Carrying on the Raveling/Sweeney/Walden/Chaplin/Price tradition of street-rat craziness, Leach is a great fit for WSU — if you don’t mind high-maintenance.
In the long run, it was probably just as well that Scott Woodward did not hire Mike Leach to replace Tyrone Willingham as University of Washington football coach in 2008.
Woodward interviewed Leach, who was still under contract to Texas Tech. The coach needed a little leverage, and the Huskies’ opening gave it to him, producing a five-year, $12.7 million deal.
Woodward moved on to hire Steve Sarkisian. A good move, and low-maintenance.
Not only has Sarkisian mostly succeeded, the contrast between Willingham and Leach probably would have caused a rip in the time-space continuum, and the universe may have collapsed upon itself.
The world has enough trouble without losing the house too.
Besides, Leach is the soul-brother coaching successor to George Raveling, Jim Sweeney, Jim Walden, John Chaplin and Mike Price. They share the majestic Washington State sports tradition of being street-rat crazy.
That is indescribably cool for WSU.
Leach will end up being equal parts triumph and trouble. But when a team is 9-40 over four years, including four conference wins, the school will take the triumph and deal with the trouble when it comes. By then, who knows? By then, President Gingrich will have agreed to make the U.S. the easternmost province of China, and no one will be concerned that Leach was the guy who won his lawsuit against ESPN and shut down the network.
Ah, the lawsuit. It’s always difficult to get a job in an industry once you’ve sued a company in it. But college football is like no other industry because it never thinks with its head. It is driven exclusively by other things. So after 10 successful seasons at Texas Tech that ended poorly, Leach is back in bidness despite still pursuing a grievance in court against his former employer and the empire that underwrites it, ESPN.
Because of the litigation, Leach might be constrained in talking about it. Or, knowing Leach, not. In any event, Leach did do an interview with the New Times 23 months ago that you can read here for some of the dorky details of that saga that caused his firing.
The story is not necessarily the whole truth, but after reading it, I buy Leach’s explanation of the episode involving Aaron James and his celebrity father, Craig James. Because to not buy it is to believe that Leach is an idiot for punishing a player because of a father who is overbearing. Makes no sense.
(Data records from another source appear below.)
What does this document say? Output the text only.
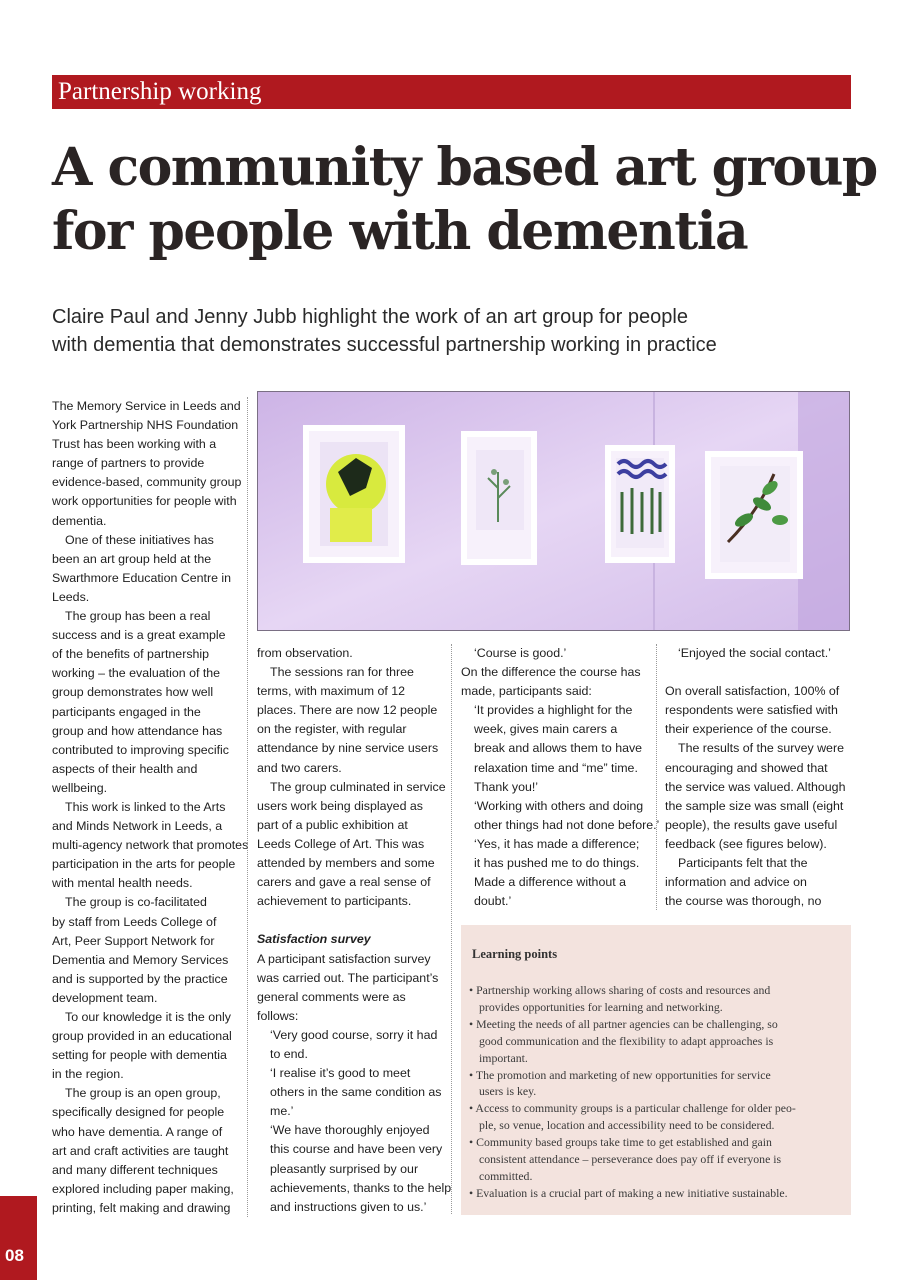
Partnership working
A community based art group
for people with dementia
Claire Paul and Jenny Jubb highlight the work of an art group for people
with dementia that demonstrates successful partnership working in practice
The Memory Service in Leeds and
York Partnership NHS Foundation
Trust has been working with a
range of partners to provide
evidence-based, community group
work opportunities for people with
dementia.
One of these initiatives has
been an art group held at the
Swarthmore Education Centre in
Leeds.
The group has been a real
success and is a great example
of the benefits of partnership
working – the evaluation of the
group demonstrates how well
participants engaged in the
group and how attendance has
contributed to improving specific
aspects of their health and
wellbeing.
This work is linked to the Arts
and Minds Network in Leeds, a
multi-agency network that promotes
participation in the arts for people
with mental health needs.
The group is co-facilitated
by staff from Leeds College of
Art, Peer Support Network for
Dementia and Memory Services
and is supported by the practice
development team.
To our knowledge it is the only
group provided in an educational
setting for people with dementia
in the region.
The group is an open group,
specifically designed for people
who have dementia. A range of
art and craft activities are taught
and many different techniques
explored including paper making,
printing, felt making and drawing
from observation.
The sessions ran for three
terms, with maximum of 12
places. There are now 12 people
on the register, with regular
attendance by nine service users
and two carers.
The group culminated in service
users work being displayed as
part of a public exhibition at
Leeds College of Art. This was
attended by members and some
carers and gave a real sense of
achievement to participants.
Satisfaction survey
A participant satisfaction survey
was carried out. The participant’s
general comments were as
follows:
‘Very good course, sorry it had
to end.
‘I realise it’s good to meet
others in the same condition as
me.’
‘We have thoroughly enjoyed
this course and have been very
pleasantly surprised by our
achievements, thanks to the help
and instructions given to us.’
‘Course is good.’
On the difference the course has
made, participants said:
‘It provides a highlight for the
week, gives main carers a
break and allows them to have
relaxation time and “me” time.
Thank you!’
‘Working with others and doing
other things had not done before.’
‘Yes, it has made a difference;
it has pushed me to do things.
Made a difference without a
doubt.’
‘Enjoyed the social contact.’
On overall satisfaction, 100% of
respondents were satisfied with
their experience of the course.
The results of the survey were
encouraging and showed that
the service was valued. Although
the sample size was small (eight
people), the results gave useful
feedback (see figures below).
Participants felt that the
information and advice on
the course was thorough, no
Learning points
• Partnership working allows sharing of costs and resources and
provides opportunities for learning and networking.
• Meeting the needs of all partner agencies can be challenging, so
good communication and the flexibility to adapt approaches is
important.
• The promotion and marketing of new opportunities for service
users is key.
• Access to community groups is a particular challenge for older peo-
ple, so venue, location and accessibility need to be considered.
• Community based groups take time to get established and gain
consistent attendance – perseverance does pay off if everyone is
committed.
• Evaluation is a crucial part of making a new initiative sustainable.
08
Now, there may be other reasons that Leach was fired about which Tech officials have kept mum. And Leach may well have chosen a course of litigation that is unwise. But the Tech trauma today amounts to Leach’s hobby, not his vocation. And at $2.25 million per year from WSU, Leach will be sufficiently compensated to pay lawyers to tend to his hobby while he teaches the joys of the spread offense to Connor Halliday and eager friends.
In the newly wealthy world of the Pac-12, the hire of Leach by its most downtrodden member is a game-changer at least as much as the hire of Chip Kelly at Oregon. Probably more so, because Leach has a 10-year record of proof at a major college that he can teach his football to just about any group of athletic kids just about anywhere and bunch the drawers of any opponent.
Lubbock, Texas? Makes Pullman look like the Hanging Gardens of Babylon.
I mean, the guy beat Nebraska 70-10. He was losing to Kansas State 13-10 late in the second quarter and won 59-20. Trailing 14-10 at halftime to Texas A&M, he won 56-17.
Dunno what it all means. But I mean to watch it.